De plus, de nombreuses enquêtes et commissions judiciaires ont révélé que le racisme est omniprésent dans l’ensemble du système de justice du Canada; de la police aux procureurs en passant par les juges. Il y a des décennies, l’ enquête Marshall a révélé que la police et le système judiciaire étaient systématiquement biaisés contre les peuples noirs et les peuples autochtones, mais peu de choses ont changé.
Combien de preuves suffisent? L’enquête nationale sur les femmes et les filles autochtones assassinées et disparues a déclaré le Canada coupable, en fait et en droit, de génocide à la fois historique et en cours.
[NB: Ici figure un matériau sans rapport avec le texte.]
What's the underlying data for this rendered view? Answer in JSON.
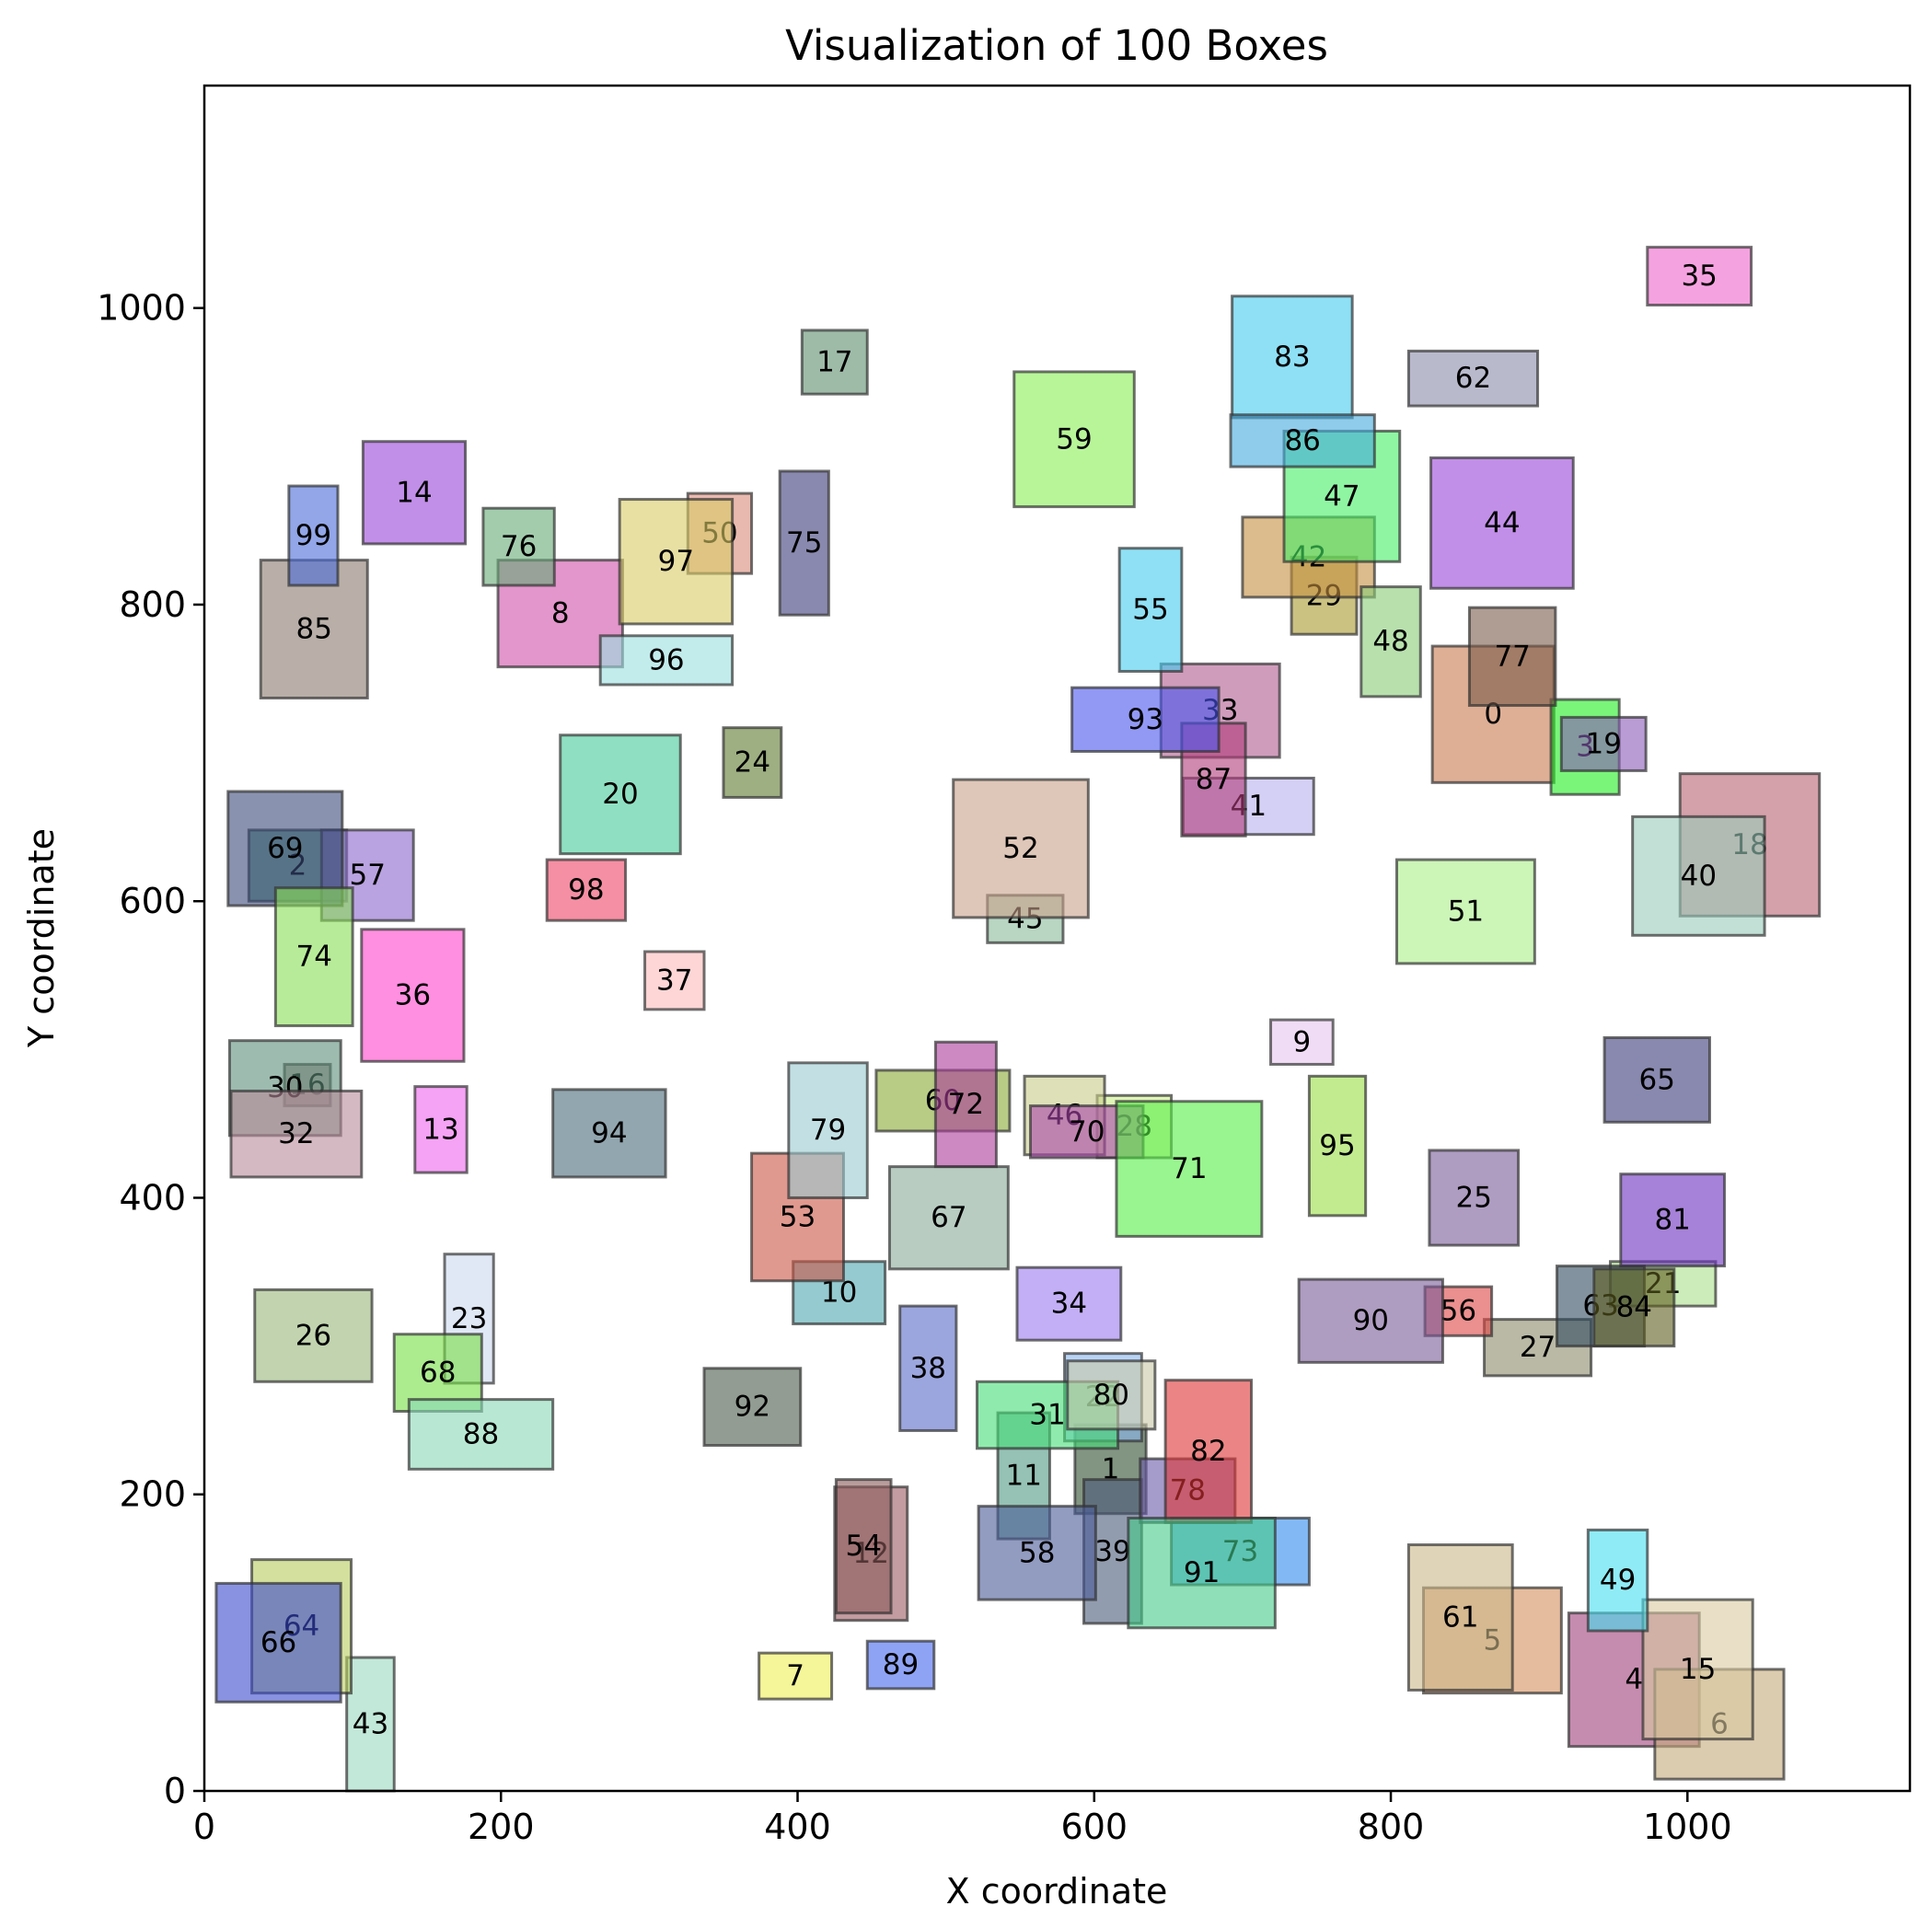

Le réseau complexe de lois, politiques, pratiques, actions et omissions discriminatoires du Canada a ciblé les femmes et les filles autochtones pour une forme insidieuse de violence racialisée et sexualisée qui est la cause directe de leurs taux élevés d’abus, d’exploitation, de disparitions et de meurtres.
Le racisme et la haine des peuples autochtones et noirs au Canada infectent tous les niveaux de gouvernement et d’organismes, les forces de police et de nombreux segments de la société. Le SCRS a signalé une augmentation importante des activités d’extrême droite et note qu’au cœur de l’extrémisme de droite se trouve la haine raciale. En fait, le SCRS considère la suprématie blanche plus dangereuse que les menaces de l’islam radical. La recherche actuelle sur les groupes nationalistes et suprémacistes blancs montre qu’ils ciblent spécifiquement les peuples noirs et autochtones avec violence.
Il est clair que la violence raciste est une forme de terrorisme qui sévit au Canada depuis des décennies, voire des siècles. La suprématie blanche est à la base du racisme, de la haine et de la violence anti-noirs et anti-autochtones des gouvernements, des forces de police et de nombreux segments de la société.
Le déni flagrant de l’existence du racisme au Canada ne sert que ceux qui en bénéficient, mais le silence est aussi de la violence. Le silence est une complicité qui permet aux abus policiers de se poursuivre sans relâche et, dans le cas des peuples noirs et autochtones, de s’aggraver.
Donc, oui Canada, nous avons une crise de racisme dans ce pays et il tue des Noirs et des peuples autochtones. Arrêtons de pointer du doigt les États-Unis et prenons des mesures pour mettre fin aux pertes en vies humaines ici au Canada.